Sauf surprise, le Premier ministre devrait suivre les grandes lignes des recommandations de la mission parlementaire sur le tabac, qui s’est prononcée mardi pour une interdiction totale de la cigarette dans tous les lieux publics au plus tard au 1er septembre 2007 et sans délai supplémentaire pour les tabacs, cafés, hôtels et restaurants.
Le président de la mission d’information sur le tabac et député PS de Loire Atlantique Claude Evin sera reçu vendredi matin à Matignon, a indiqué son entourage.
En raison, officiellement, de l’encombrement du calendrier législatif, les députés se sont prononcés pour un recours au décret, malgré la forte demande d’une loi, émanant de la gauche. Ils ont aussi opté pour la possibilité, très encadrée, de créer des fumoirs « hermétiquement clos ».
Le Premier ministre, qui part pour les Antilles mercredi, pourrait faire connaître sa décision dimanche au Grand Jury RTL/LCI/Le Figaro ou lors d’un éventuel déplacement en début de semaine. « La décision est quasiment arrêtée », a-t-on déclaré jeudi à Matignon.
Alors que Jacques Chirac a fait de la lutte contre le cancer l’un des grands chantiers de son quinquennat, l’interdiction est politiquement peu risquée, si l’on en croit les sondages selon lesquels 70 à 80% des Français y sont favorables.
Les esprits ont été préparés avec la loi Evin de 1991, qui a restreint fortement les possibilités de fumer, au travail notamment, et fait des espaces fumeurs des exceptions à la règle.

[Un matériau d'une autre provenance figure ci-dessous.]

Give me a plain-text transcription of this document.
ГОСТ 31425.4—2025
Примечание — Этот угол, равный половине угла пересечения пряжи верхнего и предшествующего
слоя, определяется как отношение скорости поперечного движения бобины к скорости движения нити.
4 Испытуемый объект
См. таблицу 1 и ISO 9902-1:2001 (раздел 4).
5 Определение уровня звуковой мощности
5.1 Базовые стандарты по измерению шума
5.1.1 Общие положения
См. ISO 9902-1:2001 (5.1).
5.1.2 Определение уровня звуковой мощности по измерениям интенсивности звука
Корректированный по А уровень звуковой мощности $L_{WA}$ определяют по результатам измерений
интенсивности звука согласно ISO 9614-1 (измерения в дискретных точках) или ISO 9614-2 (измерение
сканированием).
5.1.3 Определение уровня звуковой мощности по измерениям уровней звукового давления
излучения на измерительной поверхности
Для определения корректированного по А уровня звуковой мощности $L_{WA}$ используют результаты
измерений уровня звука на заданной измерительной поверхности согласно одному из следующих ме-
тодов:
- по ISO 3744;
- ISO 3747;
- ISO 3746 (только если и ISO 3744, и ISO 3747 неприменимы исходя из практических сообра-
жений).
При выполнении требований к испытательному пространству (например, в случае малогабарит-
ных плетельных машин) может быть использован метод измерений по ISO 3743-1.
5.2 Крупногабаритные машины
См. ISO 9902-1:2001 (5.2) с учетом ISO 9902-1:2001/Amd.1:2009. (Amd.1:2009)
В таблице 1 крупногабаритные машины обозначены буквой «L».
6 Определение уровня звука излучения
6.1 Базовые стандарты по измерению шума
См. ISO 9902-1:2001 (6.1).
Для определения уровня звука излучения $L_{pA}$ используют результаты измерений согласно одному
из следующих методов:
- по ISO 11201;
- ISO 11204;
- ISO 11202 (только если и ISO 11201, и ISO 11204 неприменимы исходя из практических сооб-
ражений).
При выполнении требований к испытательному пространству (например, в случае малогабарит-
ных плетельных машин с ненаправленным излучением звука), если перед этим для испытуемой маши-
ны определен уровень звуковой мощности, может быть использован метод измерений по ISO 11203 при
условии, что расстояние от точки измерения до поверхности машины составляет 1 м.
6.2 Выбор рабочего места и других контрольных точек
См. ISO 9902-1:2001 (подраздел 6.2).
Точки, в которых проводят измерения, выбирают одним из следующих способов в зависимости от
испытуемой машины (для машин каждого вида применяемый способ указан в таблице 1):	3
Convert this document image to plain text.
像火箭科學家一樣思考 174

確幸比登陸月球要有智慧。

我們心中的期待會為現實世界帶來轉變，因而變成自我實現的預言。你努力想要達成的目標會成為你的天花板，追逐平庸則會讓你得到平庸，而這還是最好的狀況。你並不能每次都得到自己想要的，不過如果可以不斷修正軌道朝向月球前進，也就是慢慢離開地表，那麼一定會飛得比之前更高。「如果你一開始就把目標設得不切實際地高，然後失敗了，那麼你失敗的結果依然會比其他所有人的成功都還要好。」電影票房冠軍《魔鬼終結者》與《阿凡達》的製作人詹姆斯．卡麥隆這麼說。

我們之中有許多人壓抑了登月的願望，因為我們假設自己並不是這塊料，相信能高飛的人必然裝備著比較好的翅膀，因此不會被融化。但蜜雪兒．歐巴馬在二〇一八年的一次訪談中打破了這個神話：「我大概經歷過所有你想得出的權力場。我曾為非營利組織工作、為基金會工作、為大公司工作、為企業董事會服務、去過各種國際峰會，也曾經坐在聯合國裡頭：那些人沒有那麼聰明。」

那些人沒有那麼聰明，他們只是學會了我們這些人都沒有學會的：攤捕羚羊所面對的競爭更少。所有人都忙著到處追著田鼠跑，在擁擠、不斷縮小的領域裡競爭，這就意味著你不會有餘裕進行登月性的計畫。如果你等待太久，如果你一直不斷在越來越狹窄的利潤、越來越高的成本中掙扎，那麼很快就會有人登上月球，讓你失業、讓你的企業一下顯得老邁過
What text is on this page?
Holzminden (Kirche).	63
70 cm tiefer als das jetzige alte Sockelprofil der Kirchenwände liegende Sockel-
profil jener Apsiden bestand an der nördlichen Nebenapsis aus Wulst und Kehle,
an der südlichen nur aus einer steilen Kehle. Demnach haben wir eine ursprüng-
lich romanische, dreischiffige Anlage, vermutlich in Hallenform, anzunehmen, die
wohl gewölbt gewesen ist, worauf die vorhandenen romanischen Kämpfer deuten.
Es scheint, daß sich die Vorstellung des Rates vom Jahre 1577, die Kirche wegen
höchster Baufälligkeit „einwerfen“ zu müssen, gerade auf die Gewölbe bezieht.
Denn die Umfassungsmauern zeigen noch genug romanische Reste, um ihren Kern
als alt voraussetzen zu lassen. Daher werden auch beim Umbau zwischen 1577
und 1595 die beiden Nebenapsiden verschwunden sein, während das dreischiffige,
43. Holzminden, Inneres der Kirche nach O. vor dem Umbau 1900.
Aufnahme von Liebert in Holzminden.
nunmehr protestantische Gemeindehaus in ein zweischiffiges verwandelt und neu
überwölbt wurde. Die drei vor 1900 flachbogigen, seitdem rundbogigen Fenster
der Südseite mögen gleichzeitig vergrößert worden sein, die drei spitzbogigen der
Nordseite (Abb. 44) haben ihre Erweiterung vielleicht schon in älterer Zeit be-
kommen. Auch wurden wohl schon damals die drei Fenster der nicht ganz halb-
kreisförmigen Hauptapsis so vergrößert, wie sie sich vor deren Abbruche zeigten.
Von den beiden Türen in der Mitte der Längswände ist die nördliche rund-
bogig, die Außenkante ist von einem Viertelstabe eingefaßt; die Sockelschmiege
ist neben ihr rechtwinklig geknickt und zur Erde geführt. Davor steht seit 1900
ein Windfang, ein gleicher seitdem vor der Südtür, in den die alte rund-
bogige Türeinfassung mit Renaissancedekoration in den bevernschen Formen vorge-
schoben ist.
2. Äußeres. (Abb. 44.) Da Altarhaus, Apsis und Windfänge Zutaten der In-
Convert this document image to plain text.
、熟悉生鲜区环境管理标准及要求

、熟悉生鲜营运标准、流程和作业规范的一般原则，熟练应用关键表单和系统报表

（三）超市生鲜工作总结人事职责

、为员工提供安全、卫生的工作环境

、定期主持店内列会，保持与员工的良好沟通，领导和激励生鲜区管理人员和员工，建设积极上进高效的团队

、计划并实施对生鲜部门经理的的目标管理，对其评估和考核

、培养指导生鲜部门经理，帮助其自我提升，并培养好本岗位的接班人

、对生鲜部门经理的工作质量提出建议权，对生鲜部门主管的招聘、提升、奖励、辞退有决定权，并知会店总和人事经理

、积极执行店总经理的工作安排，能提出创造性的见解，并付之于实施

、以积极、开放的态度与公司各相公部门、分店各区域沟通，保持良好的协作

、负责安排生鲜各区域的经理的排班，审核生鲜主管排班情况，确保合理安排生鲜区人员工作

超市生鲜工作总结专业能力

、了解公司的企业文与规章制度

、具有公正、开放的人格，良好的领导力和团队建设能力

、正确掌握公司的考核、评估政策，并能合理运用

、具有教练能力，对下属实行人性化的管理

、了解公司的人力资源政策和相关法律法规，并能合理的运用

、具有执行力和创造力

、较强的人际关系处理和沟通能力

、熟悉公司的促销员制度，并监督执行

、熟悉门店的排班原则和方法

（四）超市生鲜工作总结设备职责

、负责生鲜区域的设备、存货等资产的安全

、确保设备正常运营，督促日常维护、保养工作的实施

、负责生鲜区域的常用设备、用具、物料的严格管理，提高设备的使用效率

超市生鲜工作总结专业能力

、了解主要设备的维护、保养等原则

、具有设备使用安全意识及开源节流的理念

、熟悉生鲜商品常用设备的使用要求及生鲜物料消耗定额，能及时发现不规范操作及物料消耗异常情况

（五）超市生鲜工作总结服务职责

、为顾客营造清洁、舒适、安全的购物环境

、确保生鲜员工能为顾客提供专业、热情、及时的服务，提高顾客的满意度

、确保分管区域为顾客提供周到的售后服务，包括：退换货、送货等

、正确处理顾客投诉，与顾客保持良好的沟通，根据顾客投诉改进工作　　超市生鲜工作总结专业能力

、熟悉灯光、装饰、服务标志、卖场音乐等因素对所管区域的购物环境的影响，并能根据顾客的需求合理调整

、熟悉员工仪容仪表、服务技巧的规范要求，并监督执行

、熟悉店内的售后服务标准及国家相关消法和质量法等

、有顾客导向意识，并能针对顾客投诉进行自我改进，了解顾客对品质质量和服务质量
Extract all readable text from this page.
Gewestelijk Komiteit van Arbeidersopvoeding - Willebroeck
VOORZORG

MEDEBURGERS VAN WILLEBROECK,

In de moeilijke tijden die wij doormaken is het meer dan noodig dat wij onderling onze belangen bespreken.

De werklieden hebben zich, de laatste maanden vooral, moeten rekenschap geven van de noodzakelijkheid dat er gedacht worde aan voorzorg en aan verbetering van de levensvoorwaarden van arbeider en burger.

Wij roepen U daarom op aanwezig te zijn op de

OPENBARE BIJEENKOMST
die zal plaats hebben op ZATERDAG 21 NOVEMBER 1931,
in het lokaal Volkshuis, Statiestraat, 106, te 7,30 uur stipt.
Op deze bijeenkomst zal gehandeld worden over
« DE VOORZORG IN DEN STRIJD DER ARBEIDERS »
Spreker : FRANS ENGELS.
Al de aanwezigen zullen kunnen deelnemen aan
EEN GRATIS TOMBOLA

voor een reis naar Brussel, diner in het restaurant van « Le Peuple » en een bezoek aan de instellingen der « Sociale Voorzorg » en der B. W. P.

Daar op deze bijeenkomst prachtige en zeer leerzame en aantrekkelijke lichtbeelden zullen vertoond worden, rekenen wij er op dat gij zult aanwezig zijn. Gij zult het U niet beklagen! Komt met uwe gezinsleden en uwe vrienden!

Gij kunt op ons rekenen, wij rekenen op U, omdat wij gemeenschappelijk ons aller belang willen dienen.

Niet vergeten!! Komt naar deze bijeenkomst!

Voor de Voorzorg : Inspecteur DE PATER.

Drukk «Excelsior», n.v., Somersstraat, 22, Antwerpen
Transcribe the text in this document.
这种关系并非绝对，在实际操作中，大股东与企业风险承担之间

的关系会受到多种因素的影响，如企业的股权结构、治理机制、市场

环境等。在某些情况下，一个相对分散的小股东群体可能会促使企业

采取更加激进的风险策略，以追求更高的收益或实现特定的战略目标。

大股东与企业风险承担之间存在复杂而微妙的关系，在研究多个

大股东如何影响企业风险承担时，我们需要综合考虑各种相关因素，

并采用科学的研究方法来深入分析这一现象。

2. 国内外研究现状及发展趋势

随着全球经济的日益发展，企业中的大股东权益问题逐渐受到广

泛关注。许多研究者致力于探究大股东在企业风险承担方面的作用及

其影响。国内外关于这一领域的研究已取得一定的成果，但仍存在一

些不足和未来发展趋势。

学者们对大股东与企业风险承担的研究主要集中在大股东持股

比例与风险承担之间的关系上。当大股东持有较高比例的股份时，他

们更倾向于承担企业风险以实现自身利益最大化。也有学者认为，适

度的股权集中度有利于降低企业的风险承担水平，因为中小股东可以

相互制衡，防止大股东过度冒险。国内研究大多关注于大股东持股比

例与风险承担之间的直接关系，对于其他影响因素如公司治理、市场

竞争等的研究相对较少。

L’interdiction totale s’inscrit donc dans un long processus accompagné d’une prise de conscience collective.
Plusieurs pays européens ont montré l’exemple en bannissant la cigarette des lieux publics (Irlande, Norvège, le Royaume-Uni s’apprêtant à les rejoindre) et les pouvoirs publics soulignent que 10% des décès, environ 66.000 par an, sont liés au tabac et 5.000 à 6.000 au tabagisme passif.
Pour le ministre de la Santé, Xavier Bertrand, « les esprits sont mûrs » et la question n’est « plus de savoir s’il faut interdire, mais quand et comment ».
Mais le fiasco du CPE au printemps a conduit le Premier ministre à jouer la prudence. Il doit gérer la grogne des cafetiers, restaurateurs et débitants de tabac qui exigent délais et mesures d’accompagnement pour amortir les effets de cette mesure de santé publique. Faute de quoi, a prévenu la Confédération des buralistes, ceux-ci sont prêts à « descendre dans la rue » comme en 2003 contre la hausse du prix du tabac.
Ne souhaitant pas s’aliéner cette catégorie de la population à sept mois de la présidentielle, le gouvernement entend faire un geste. Pour déminer le terrain, Renaud Dutreil (Commerce) a annoncé jeudi de nouvelles aides financières aux buralistes.
L’association Alliance contre le tabac dénonce, elle, les atermoiements du gouvernement, craignant qu’il cède au « lobby » du tabac.
M. de Villepin a toutefois souligné lundi que les Français ne comprendraient pas que « nous ne prenions pas de décision à la suite » des conclusions de la mission.